Agencies have already run hundreds of thousands of campaigns through the tech giants’ ad networks. They have enough performance reports to form a probabilistic benchmark on anything they run going forward. “You can have a strong, accurate, responsive attribution answer without having to raise any privacy issues,” says Campbell.

These AI projects sound too good to be true. But the very fact networks have been so secretive about their innovations perhaps indicates there’s a competitive advantage to be gained. Campbell opens up on one such project with an unnamed client – a big one with a series of non-transactional websites that is dependent on in-store sales.

He says the sites serve to give product detail and can direct people to the closest venues, and that a great deal of ad spend goes into doing that, and that his team is working to correlate online analytics to in-store sales to better understand how it should plan its advertising campaigns.

It records analytics events across the sites and then collates offline sales. An AI then finds correlations between the two “inherently disconnected” tables before a second AI assigns a score or “strong business objective metric” to each event to predict what actions on what pages were most likely to contribute to the offline sale. This data is then fed into the ad bidding to ensure it is sending people to the right landing pages at the right times – and at the right price. It works really well, he boasts.

On the other hand, Astley warns: “If you’re using some kind of proxy metric to start informing models, you could find that you are driving the wrong kind of optimization.”

Dawkins, meanwhile, adds: “They have to be constantly updated.

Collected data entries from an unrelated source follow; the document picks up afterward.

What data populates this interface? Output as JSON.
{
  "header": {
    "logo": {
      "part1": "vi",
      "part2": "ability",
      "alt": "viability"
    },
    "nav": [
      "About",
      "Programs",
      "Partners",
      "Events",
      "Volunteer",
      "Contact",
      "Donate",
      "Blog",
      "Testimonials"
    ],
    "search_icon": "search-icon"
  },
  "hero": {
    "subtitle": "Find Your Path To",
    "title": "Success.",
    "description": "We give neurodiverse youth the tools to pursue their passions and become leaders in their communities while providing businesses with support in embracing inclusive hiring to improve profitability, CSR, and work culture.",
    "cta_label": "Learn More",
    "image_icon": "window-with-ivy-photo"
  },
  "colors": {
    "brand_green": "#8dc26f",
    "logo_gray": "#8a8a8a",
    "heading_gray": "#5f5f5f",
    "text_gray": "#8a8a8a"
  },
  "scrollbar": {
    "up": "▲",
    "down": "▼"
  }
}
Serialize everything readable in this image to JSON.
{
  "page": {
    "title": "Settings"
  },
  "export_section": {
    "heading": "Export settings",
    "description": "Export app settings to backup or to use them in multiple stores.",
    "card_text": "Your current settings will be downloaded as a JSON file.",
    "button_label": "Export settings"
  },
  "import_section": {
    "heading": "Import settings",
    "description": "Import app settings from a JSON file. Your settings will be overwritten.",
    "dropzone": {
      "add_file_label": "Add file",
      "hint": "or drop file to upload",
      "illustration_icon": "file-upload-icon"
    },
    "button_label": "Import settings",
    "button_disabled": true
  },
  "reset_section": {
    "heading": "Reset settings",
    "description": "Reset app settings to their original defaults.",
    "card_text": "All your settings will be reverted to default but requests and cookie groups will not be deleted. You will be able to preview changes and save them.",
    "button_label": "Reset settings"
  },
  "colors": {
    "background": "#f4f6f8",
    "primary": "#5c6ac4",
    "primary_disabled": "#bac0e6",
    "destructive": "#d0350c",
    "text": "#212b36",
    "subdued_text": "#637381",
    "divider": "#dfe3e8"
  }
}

And ideally, they’re often also being constantly looked at to make sure that, you know, they’re not including bias.”

AIs, just like people, can be just as misinformed by bad data and bad objectives. Someone is going to have to keep a close eye on that.

The AI talent question

Scott-Dawkins wants to make it very clear that there’s still a need for human involvement. “I don’t think any of us are here of the opinion that media is going to be entirely by drones and bots.”

Seemingly every other week a report comes out citing a skills shortage in media. The experts we spoke to for this article all share the opinion that AI has the potential to lower the barrier to entry in the industry.

Campbell sees coding entering a new “strata” where machine learning systems can write code. “You can go from having an understanding of the core concepts of coding language right into coding if you can express in natural language what you want it to do,” he says. He calls this a “hell of a democratization… that massively speeds things up”.

And it won’t stop at media campaigns. AI has the potential to reform the agencies themselves. Astley wants to see WPP “being more like an operating system than a string of companies trying to work together”.

A media agency worker will never be shy in explaining how busy and stressful their roles are. At this juncture, the tech could make their lives easier and free them up for higher-level decisions. Hopefully, agencies will be smart enough to stop there and just see AI as another tool in the kit that requires skill to use properly.